As all of you already know, Yahoo happened to be the strongest and the most dominant of all internet portal at one point of time. Now, under the leadership of Ms. Mayer, Yahoo is making an all out attempt to turn things around by revamping their search technology. This new partnership will allow Yahoo to surface more content from the local listings available in Bing. As a result, Yahoo will be able to differentiate from its search partner Microsoft Bing and put up a stronger competition for search market leader Google. It is relevant to mention here that after dropping by almost 50% since 2008, the present search market share for Yahoo is less than 11%. According to ComScore Inc. this figure is currently at 67% and 18% for Google and Microsoft respectively.
Local business data is now considered to be an inseparable part of search engine and different online services as more and more consumers use Smartphones to find out products of their requirement. It may be recalled that a similar partnership deal was struck recently by Microsoft with Foursquare, the maker of mobile check-in software. Yelp has been a part of similar content partnerships with Apple and Microsoft, displaying reviews, local listings, and images on the mobile mapping software. The details about the new deal signed between Yahoo and Yelp are still unknown because their respective spokespersons Sara Gorman and Vince Sollitto refused to reveal any details.
Yahoo is already in the middle of a search deal that they signed in 2010 with Microsoft. As per this deal, Microsoft provides the primary search technology to Yahoo. Their own interface and features are used by Yahoo to tailor their visitor service. On the financial side, Microsoft receives 12% of the revenue generated by Yahoo from search advertisements that appear next to different search results.
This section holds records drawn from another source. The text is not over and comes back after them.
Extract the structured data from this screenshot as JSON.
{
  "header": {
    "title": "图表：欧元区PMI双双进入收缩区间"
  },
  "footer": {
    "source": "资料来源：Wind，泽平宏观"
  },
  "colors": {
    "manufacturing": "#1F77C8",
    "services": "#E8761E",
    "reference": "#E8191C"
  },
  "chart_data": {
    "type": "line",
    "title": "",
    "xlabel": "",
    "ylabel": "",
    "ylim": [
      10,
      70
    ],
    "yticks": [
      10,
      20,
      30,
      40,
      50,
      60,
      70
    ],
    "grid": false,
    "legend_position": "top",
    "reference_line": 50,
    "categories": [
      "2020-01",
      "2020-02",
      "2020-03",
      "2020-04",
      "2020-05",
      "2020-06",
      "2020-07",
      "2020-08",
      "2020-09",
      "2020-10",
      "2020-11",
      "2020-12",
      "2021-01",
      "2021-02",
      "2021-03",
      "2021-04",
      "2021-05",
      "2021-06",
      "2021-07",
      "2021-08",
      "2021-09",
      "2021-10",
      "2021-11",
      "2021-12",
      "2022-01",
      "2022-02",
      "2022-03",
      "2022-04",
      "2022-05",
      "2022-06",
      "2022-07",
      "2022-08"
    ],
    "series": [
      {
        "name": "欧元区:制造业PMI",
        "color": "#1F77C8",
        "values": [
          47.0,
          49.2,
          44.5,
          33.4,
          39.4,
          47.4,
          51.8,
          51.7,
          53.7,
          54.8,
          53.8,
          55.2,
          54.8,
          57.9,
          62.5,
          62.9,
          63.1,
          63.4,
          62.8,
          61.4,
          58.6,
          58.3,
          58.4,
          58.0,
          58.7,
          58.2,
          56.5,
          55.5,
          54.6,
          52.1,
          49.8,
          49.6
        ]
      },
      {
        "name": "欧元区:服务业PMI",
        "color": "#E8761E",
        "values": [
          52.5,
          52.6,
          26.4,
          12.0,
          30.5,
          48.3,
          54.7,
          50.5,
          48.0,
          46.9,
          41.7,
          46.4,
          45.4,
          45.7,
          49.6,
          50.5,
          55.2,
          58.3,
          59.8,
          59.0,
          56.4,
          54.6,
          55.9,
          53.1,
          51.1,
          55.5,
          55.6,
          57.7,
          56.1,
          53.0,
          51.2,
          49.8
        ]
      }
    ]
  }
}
Search ads are responsible for generating more than 33% of revenue earned by Yahoo. This figure increased by 8% to reach $461 million during the last quarter of 2013. In January 2014, Yahoo forecasted a sales figure between $1.06 and $1.10 billion excluding payouts made to partners, for the first quarter. This figure represents a less than 1% growth comparing to the figure just one year ago. On the other hand, Yelp has forecasted a yearly net revenue of around $358 million, with a whopping 53% growth.
During her days in a search leadership role at Google, Ms. Mayer was actively involved in Google’s efforts to acquire Yelp in 2009. Now, five years down the line, Yelp becomes a crucial part of her present company’s future plans.